Officials at provincial public pension funds in Ontario and British Columbia praised the creation of a cooperative capital markets regulatory system announced by the finance ministers of Canada and the two provinces.
In the agreement announced Thursday by Jim Flaherty, Canada's finance minister, a single regulator would administer capital markets regulations for Ontario and British Columbia along with any other provinces that choose to join. It would operate independently of the governments and be funded through a single set of fees.
Currently there is no national capital markets regulator in Canada; each province administers its own capital markets regulations.
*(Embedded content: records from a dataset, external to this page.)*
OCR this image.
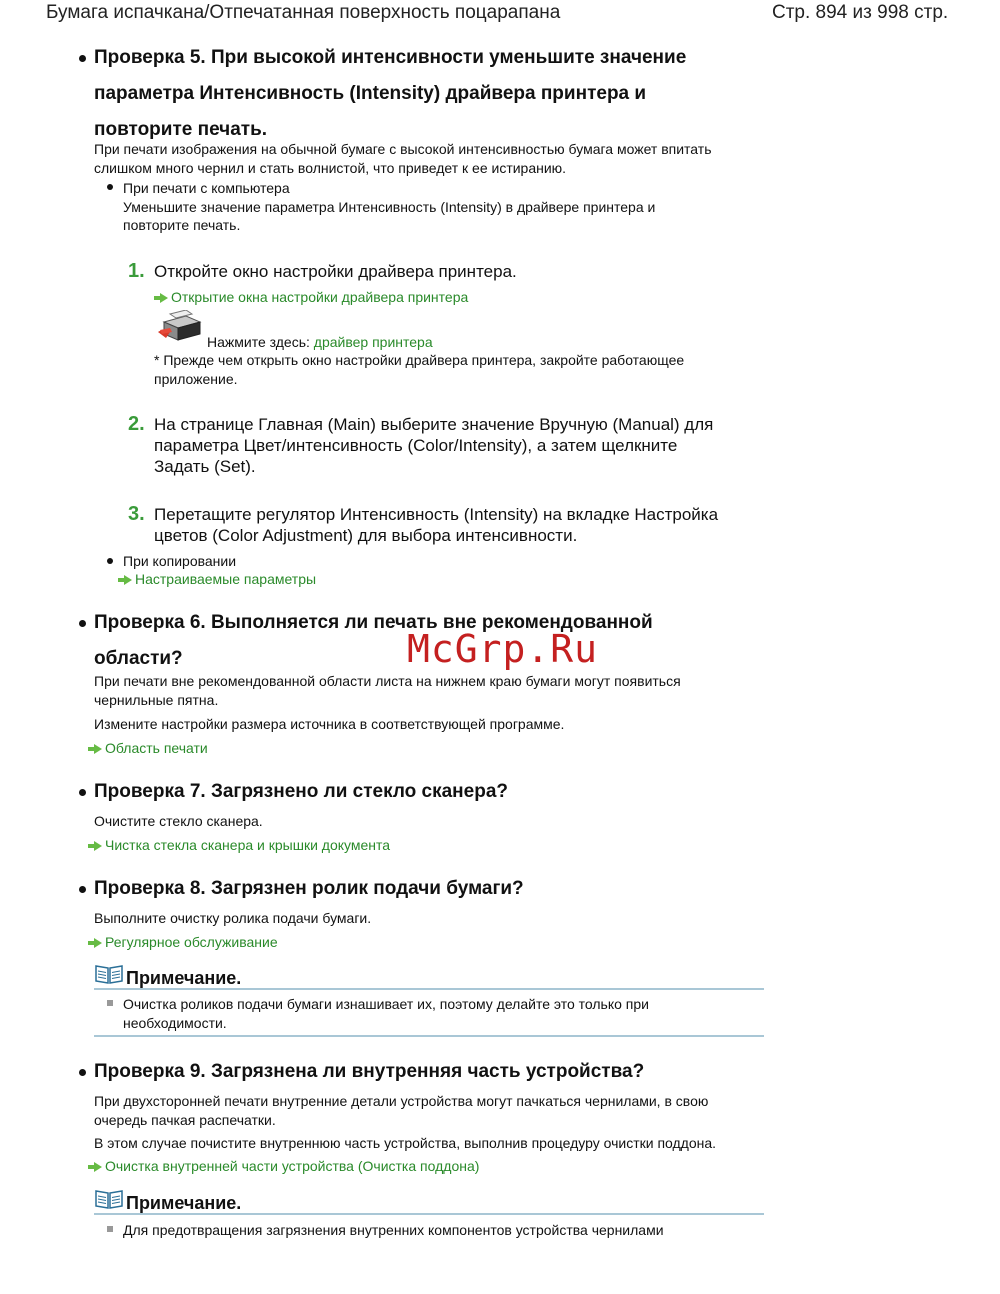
Бумага испачкана/Отпечатанная поверхность поцарапана	Стр. 894 из 998 стр.
Проверка 5. При высокой интенсивности уменьшите значение
параметра Интенсивность (Intensity) драйвера принтера и
повторите печать.
При печати изображения на обычной бумаге с высокой интенсивностью бумага может впитать
слишком много чернил и стать волнистой, что приведет к ее истиранию.
При печати с компьютера
Уменьшите значение параметра Интенсивность (Intensity) в драйвере принтера и
повторите печать.
1. Откройте окно настройки драйвера принтера.
Открытие окна настройки драйвера принтера
Нажмите здесь: драйвер принтера
* Прежде чем открыть окно настройки драйвера принтера, закройте работающее
приложение.
2. На странице Главная (Main) выберите значение Вручную (Manual) для
параметра Цвет/интенсивность (Color/Intensity), а затем щелкните
Задать (Set).
3. Перетащите регулятор Интенсивность (Intensity) на вкладке Настройка
цветов (Color Adjustment) для выбора интенсивности.
При копировании
Настраиваемые параметры
Проверка 6. Выполняется ли печать вне рекомендованной
области?	McGrp.Ru
При печати вне рекомендованной области листа на нижнем краю бумаги могут появиться
чернильные пятна.
Измените настройки размера источника в соответствующей программе.
Область печати
Проверка 7. Загрязнено ли стекло сканера?
Очистите стекло сканера.
Чистка стекла сканера и крышки документа
Проверка 8. Загрязнен ролик подачи бумаги?
Выполните очистку ролика подачи бумаги.
Регулярное обслуживание
Примечание.
Очистка роликов подачи бумаги изнашивает их, поэтому делайте это только при
необходимости.
Проверка 9. Загрязнена ли внутренняя часть устройства?
При двухсторонней печати внутренние детали устройства могут пачкаться чернилами, в свою
очередь пачкая распечатки.
В этом случае почистите внутреннюю часть устройства, выполнив процедуру очистки поддона.
Очистка внутренней части устройства (Очистка поддона)
Примечание.
Для предотвращения загрязнения внутренних компонентов устройства чернилами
The regulatory system “is a significant milestone for Canadian securities regulation and for the future of the financial markets,” Doug Pearce, CEO and chief investment officer of the C$102.8 billion (US$99.9 billion) British Columbia Investment Management Corp., Victoria, said in an e-mail. “We believe a single national securities regulator will have a number of benefits, including enhancing investor protection, help managing systemic risk, and being more efficient. We are also hopeful that this will serve to improve the enforcement of securities laws.”
Mr. Pearce said he hopes “the other provinces and territories will join this initiative.”
“We applaud the efforts of Michael de Jong, B.C. minister of finance, and Charles Sousa, Ontario minister of finance, to show leadership on this initiative,” Jim Leech, president and CEO of the C$129.5 billion Ontario Teachers' Pension Plan, Toronto, said in a news release on the plan's website.
Ontario Teachers “contends that Canada needs more efficient and transparent capital markets and that the current fragmentation of the Canadian regulatory system must be addressed,” according to the OTPP release. The pension fund encouraged all Canadian provinces to join the cooperative system. Deborah Allan, OTPP spokeswoman, could not provide further comment.
Linda Sims, spokeswoman at the C$183.3 billion Canada Pension Plan Investment Board, Toronto, said board officials had no comment. Leo de Bever, CEO of the C$70 billion Alberta Investment Management Corp., Edmonton, could not be reached for comment by press time.